The language of the law. Part Latin, part Anglo-Saxon, all confusing.
Well, maybe not all confusing.
Which is why The Legal Genealogist loves Henry Campbell Black.
Born in Ossining, Westchester County, New York, on 17 October 1860, educated at Trinity College in Hartford, Connecticut, and trained in and admitted to practice law in Pennsylvania, he decided in a short time that he really didn’t want to practice law. He moved to Washington, D.C., became a legal scholar and wrote or edited things about the law.1
And one of the things he edited and compiled was a law dictionary that has become pretty much the gold standard of law dictionaries in the United States, with a first edition published in 1891.2
Which is where today’s alphabet soup word turns up.
Because, today, G is for…
Genealogy.
Really.
A defined term in the legal dictionaries.
Now I don’t much care for the way it’s defined in another classic American law dictionary. John Bouvier’s 1856 edition defines it as the “summary history or table of a house or family, showing how the persons there named are connected to each other. It is founded on the idea of a lineage or family. Persons descended from the common father constitute a family.”3
Ugh. Fill out a family group sheet and you’re done. Bleah.

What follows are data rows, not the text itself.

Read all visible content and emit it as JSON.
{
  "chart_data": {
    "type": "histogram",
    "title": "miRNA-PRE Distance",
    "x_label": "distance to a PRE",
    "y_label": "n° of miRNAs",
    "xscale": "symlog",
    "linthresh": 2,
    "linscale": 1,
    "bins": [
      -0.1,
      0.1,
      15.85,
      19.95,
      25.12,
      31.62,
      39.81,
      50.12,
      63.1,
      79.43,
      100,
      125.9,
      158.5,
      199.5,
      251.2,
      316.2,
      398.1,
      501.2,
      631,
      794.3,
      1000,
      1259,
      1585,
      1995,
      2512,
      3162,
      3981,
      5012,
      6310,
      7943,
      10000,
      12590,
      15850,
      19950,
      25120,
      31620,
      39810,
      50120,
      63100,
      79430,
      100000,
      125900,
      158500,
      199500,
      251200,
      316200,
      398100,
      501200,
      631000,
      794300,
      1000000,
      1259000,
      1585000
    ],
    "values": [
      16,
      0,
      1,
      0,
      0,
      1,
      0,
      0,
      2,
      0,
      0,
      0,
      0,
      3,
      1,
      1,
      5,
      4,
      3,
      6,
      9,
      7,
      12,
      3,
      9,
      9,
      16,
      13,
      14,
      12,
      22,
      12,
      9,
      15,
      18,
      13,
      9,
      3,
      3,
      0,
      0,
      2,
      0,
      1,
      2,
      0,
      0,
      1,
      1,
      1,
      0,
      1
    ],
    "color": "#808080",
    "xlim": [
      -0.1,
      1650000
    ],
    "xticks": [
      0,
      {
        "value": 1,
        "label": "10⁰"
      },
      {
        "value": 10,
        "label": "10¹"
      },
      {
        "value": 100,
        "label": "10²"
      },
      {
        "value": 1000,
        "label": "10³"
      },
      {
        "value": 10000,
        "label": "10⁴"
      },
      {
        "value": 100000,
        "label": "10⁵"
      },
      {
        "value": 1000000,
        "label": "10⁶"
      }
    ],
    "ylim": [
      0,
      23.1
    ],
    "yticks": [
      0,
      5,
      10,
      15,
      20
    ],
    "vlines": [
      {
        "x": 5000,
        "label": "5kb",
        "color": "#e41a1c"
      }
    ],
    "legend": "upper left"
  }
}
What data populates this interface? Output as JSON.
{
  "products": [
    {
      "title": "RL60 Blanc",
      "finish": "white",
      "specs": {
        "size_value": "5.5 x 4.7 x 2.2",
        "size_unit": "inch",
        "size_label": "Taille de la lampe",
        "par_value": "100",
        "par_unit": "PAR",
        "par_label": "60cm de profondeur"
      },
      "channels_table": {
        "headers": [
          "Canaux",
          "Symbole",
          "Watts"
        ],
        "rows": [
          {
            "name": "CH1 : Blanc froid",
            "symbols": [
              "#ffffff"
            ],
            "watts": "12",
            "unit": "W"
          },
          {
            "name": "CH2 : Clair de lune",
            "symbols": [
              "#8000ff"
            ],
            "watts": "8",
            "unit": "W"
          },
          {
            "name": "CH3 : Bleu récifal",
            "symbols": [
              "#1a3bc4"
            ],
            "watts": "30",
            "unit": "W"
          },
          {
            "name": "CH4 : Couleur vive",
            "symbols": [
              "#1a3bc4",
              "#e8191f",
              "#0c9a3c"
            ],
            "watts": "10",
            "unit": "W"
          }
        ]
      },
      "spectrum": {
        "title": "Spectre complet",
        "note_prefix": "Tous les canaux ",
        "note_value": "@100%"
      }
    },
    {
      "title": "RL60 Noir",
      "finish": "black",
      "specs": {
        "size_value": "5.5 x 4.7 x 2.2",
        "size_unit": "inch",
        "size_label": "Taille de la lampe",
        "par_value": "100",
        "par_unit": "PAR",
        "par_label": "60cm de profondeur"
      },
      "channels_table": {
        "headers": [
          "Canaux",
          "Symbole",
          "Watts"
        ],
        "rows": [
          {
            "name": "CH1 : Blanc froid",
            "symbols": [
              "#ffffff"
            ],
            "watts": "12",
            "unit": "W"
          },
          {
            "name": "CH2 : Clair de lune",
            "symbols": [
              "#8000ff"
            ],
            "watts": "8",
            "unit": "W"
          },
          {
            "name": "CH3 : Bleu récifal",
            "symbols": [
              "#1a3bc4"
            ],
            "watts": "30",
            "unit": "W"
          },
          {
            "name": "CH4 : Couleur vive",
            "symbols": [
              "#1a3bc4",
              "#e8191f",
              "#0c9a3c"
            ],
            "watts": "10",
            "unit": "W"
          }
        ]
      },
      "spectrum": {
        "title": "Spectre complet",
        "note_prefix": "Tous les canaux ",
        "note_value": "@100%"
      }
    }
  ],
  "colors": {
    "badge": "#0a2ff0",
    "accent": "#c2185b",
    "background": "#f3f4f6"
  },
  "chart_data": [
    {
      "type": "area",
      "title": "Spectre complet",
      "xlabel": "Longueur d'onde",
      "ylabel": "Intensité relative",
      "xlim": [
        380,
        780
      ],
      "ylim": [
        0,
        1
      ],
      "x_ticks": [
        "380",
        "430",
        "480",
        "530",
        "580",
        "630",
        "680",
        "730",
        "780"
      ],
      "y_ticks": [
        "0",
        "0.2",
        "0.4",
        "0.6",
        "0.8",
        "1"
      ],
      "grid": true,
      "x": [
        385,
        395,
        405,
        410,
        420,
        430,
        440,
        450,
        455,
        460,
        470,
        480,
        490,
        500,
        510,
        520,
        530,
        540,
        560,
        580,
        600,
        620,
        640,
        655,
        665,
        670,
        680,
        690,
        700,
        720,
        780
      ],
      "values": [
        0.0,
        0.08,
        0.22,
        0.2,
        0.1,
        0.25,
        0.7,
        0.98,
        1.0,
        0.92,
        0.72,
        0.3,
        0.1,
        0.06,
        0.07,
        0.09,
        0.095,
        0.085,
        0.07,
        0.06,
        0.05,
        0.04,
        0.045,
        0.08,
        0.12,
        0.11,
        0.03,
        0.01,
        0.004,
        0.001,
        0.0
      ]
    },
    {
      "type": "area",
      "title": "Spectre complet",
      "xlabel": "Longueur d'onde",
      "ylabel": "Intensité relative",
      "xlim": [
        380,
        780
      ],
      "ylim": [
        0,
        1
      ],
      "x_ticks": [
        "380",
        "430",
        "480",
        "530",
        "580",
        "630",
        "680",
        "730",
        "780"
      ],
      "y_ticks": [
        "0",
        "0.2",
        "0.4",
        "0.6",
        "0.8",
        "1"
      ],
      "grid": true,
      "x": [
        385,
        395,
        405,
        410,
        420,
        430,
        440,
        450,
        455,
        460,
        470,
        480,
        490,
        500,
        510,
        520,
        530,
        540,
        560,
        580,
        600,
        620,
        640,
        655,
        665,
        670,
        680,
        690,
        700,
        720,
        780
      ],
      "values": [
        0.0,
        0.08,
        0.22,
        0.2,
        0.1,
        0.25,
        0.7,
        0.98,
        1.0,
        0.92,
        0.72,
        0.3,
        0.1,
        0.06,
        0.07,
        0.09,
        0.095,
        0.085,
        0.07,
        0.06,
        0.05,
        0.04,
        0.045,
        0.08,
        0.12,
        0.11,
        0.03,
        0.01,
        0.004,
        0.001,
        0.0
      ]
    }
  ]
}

But Henry Campbell Black? He defined it more broadly as an “account or history of the descent of a person or family from an ancestor; enumeration of ancestors and their children in the natural order of succession.”4
That leaves a lot of room for the context of those lives as they descend from generation to generation — a history of the family, not just a fill-in-the-blanks table where you don’t even have a family without a common father (hello? John Bouvier? You had a mother, for cryin’ out loud!).
So in this one case, thanks to Henry Campbell Black, the language of the law isn’t at all confusing.
I really do love that man.
SOURCES
Cite/link to this post: Judy G. Russell, “2019 alphabet soup: G is for…,” The Legal Genealogist (https://www.legalgenealogist.com/blog : posted 26 Mar 2019).
- See Judy G. Russell, “Henry Campbell Black (1860-1927),” The Legal Genealogist, posted date (https://www.legalgenealogist.com/blog : accessed 26 Mar 2019). ↩
- Henry Campbell Black, A Dictionary of Law (St. Paul, Minn. : West, 1891). ↩
- John Bouvier, A Law Dictionary Adapted to the Constitution and Laws of the United States of America and of the Several States of the American Union, rev. 6th ed. (Philadelphia: Childs & Peterson, 1856), I: 555-556, “genealogy.” ↩
- Black, A Dictionary of Law, 533, “genealogy.” ↩
Can’t help noticing that Henry Campbell Black’s name indicates it is likely he had Scottish ancestry, and his definition is consistent with the societal traditions shared by the Irish and the Scots, in which genealogy was an important part of your personal identity, and the seanachie (the keepers of the ancient oral history of the family) were an honored and influential class in the society.